Defendant is imprisoned at Alcatraz, California, and has made another motion to vacate a sentence of 5 years imposed upon him by this court in this case. A similar motion was made by defendant in this same case which was denied. U. S. v. Sehon Chinn, D.C.S.D.W.Va., 74 F.Supp. 189. Upon appeal this court was affirmed. Sehon Chinn v. United States, 4 Cir., 163 F.2d 876. Section 2255 of Title 28 U.S.C.A., the new Judicial Code, provides: “The sentencing court shall not be required to entertain a second or successive motion for similar relief on behalf of the same prisoner.” Aside from this statute, there is no merit in this second motion.
Defendant contends that Section 3201 of Title 18, U.S.C.A., as amended August 26, 1935, prohibits only the robbery of a mail custodian and that J. J. Covert, the person robbed, was not a mail custodian.
Prior to 1935, Section 320 provided: “Whoever shall assault any person having lawful charge, control, or custody of any mail matter, with intent to rob, steal, or purloin such mail matter or any part thereof, or shall rob any such person of such mail or any part thereof * * *
In 1935, prior to ijiis alleged offense, the statute was amended so as to cover the robbery of “any money, or other property of the United States”. The second count of the indictment which is here challenged charges that the petitioner “did rob J. J. Covert, a Post Office Inspector of the United States Postal Department, of certain mail matter, and other property of the United States, to-wit, certain papers, being a part of the official records of the Post Office Department of the United States * * * ”, consisting of certain papers and letters.
This statute was fully discussed in the former opinions, cited above, and it was there held that the indictment alleged an offense under the statute to which defendant entered his plea of guilty while represented by counsel of his own choosing. Defendant has pointed out nothing in this new *365motion to alter that conclusion. See also Jones v. United States, 7 Cir., 72 F.2d 873, and Randazzo v. United States, 8 Cir., 300 F. 794.

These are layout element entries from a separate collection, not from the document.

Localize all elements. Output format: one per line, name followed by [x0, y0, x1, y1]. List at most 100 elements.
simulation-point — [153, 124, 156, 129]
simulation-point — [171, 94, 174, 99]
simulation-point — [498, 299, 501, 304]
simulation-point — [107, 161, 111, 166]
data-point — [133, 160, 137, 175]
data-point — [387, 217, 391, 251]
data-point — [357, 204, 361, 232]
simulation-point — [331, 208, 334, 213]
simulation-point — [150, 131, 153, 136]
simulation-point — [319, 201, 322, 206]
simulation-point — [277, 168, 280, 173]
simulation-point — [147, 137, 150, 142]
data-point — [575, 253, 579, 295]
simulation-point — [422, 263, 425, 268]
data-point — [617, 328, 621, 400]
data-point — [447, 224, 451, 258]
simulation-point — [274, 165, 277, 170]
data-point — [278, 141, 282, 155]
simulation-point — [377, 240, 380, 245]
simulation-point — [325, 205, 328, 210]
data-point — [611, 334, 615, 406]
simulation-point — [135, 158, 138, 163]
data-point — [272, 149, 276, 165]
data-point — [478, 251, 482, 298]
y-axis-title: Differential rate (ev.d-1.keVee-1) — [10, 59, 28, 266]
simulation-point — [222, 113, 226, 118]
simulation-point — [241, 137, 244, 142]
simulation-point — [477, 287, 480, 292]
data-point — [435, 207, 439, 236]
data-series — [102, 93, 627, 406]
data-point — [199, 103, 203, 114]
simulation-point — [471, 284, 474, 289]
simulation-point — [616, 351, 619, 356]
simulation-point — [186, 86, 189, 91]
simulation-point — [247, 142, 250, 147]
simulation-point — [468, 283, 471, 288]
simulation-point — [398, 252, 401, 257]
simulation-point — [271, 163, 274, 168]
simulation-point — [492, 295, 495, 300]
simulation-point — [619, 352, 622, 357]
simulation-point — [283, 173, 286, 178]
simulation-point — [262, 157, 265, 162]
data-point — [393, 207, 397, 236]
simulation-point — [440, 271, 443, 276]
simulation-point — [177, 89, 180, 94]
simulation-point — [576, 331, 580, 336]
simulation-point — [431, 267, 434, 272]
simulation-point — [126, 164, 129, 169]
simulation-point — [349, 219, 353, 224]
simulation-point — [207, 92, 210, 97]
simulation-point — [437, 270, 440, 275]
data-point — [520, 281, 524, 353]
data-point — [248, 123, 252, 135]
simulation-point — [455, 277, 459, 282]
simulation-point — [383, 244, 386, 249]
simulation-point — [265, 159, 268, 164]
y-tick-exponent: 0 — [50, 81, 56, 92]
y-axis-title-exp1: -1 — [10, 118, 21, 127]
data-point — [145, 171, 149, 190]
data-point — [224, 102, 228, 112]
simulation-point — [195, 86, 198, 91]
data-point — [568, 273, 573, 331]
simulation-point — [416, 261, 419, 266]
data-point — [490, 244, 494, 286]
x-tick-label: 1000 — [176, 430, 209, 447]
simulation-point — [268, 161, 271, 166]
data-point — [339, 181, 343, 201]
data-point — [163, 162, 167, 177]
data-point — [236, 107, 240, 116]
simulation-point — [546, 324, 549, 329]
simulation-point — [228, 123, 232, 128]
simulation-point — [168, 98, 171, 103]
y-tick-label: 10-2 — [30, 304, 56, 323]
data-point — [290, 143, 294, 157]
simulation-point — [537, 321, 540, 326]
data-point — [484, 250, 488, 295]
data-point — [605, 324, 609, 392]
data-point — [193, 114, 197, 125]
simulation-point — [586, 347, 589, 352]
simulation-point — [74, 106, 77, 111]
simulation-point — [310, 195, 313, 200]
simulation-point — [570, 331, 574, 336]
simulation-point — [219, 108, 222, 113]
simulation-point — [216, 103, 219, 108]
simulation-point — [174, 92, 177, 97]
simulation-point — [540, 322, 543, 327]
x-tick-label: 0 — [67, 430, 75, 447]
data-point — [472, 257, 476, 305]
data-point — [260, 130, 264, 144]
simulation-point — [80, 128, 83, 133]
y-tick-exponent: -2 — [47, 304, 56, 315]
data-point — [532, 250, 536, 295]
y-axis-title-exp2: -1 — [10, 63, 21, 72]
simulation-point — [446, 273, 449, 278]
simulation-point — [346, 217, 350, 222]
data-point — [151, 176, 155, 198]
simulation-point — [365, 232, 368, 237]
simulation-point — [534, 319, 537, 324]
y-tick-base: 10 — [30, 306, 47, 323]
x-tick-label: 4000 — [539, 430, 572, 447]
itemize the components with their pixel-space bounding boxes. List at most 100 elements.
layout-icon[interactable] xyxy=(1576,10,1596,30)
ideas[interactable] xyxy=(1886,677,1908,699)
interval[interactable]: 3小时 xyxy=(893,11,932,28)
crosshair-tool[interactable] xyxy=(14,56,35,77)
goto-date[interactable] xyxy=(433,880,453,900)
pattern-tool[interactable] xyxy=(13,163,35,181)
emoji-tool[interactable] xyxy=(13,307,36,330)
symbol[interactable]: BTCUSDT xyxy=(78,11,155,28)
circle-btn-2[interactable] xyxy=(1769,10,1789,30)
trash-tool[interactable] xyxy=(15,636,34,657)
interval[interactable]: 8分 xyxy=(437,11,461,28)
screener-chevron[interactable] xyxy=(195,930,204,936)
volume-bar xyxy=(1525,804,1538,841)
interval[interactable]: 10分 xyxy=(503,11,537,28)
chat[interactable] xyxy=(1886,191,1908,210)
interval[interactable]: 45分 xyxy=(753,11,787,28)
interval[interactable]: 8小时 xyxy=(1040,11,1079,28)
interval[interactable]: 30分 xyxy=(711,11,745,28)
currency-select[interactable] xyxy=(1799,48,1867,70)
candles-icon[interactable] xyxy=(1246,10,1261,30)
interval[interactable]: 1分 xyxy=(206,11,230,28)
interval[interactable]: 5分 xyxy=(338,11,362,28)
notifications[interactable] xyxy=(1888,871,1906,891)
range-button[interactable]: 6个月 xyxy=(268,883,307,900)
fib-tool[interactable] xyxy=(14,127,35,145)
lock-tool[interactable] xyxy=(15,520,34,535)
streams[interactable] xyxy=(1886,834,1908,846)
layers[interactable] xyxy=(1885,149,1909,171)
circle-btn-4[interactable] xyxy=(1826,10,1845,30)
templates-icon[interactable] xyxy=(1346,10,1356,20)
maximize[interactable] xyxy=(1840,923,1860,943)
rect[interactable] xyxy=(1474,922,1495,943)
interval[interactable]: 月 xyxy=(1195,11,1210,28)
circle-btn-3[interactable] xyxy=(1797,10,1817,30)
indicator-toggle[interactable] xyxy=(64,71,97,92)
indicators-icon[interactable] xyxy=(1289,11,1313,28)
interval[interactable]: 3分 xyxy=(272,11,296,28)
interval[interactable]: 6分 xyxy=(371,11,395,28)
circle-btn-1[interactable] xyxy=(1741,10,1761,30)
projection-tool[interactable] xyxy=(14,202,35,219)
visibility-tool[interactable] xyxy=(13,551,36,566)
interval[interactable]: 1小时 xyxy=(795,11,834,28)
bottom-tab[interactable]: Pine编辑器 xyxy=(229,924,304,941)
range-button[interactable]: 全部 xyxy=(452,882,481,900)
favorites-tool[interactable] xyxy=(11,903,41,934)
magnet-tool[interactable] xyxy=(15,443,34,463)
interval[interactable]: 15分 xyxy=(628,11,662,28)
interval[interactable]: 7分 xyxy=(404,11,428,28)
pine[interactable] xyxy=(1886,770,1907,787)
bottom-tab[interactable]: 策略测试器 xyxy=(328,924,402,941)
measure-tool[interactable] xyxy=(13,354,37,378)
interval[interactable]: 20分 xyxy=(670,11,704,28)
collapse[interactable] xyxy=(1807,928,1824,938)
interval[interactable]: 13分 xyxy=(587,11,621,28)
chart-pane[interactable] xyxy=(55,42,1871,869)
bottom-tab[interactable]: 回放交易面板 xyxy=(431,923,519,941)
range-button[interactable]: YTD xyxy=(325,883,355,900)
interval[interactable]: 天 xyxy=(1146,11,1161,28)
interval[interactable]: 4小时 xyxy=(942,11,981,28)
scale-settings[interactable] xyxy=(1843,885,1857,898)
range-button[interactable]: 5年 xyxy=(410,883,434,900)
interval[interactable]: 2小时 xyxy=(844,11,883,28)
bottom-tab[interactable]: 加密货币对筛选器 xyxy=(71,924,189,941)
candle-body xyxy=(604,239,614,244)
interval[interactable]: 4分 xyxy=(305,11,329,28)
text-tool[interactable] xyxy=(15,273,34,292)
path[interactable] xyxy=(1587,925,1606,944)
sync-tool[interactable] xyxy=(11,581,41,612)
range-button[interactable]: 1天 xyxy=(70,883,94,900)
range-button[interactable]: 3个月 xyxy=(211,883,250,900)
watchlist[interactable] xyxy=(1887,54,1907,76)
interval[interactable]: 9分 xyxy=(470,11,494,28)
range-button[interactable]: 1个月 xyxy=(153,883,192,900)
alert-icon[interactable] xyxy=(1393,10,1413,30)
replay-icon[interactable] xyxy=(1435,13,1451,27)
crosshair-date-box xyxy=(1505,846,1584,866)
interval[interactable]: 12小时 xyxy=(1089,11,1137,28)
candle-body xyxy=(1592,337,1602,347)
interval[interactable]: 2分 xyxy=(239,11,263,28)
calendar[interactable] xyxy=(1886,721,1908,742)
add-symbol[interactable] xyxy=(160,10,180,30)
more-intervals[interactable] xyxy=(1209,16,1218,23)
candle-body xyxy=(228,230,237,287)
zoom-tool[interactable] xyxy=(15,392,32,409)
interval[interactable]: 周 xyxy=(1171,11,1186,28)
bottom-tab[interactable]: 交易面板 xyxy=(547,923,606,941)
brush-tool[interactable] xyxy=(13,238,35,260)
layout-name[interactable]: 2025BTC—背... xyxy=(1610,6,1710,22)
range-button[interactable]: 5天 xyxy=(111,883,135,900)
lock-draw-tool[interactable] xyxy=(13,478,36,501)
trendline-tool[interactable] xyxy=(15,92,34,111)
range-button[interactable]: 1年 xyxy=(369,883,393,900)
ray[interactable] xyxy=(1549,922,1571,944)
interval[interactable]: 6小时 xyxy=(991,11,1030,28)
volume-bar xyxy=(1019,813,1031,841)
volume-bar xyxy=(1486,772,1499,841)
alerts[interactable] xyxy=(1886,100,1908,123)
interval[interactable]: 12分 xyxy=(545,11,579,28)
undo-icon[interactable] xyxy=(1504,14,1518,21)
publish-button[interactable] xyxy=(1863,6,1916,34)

This is the third motion petitioner has made to vacate sentence because of alleged insufficiency of this same count of the indictment. In the first case, this court and the Fourth Circuit Court of Appeals on appeal held that the count stated an offense under the statute. The second motion was withdrawn by petitioner as being without merit.
In Dickerson v. United States, 4 Cir., 1949, 175 F.2d 440, the court said: “As we said quite recently, the law is that an indictment, the sufficiency of which is not questioned on the trial, will not be held insufficient on a motion to vacate the judgment entered thereon unless it is so obviously defective that by no reasonable construction can it be said to charge the offense for which conviction was had. Pifer v. United States, 4 Cir., 158 F.2d 867; Lucas v. United States, 4 Cir., 158 F.2d 865.” See also Taylor v. United States, 177 F.2d 194 and Dennis v. United States, 177 F.2d 195 both decided by the Fourth Circuit Court of Appeals on October 4, 1949.
Motion denied.
. 1948 Revised Criminal Code, 18 U.S.C.A. 2114.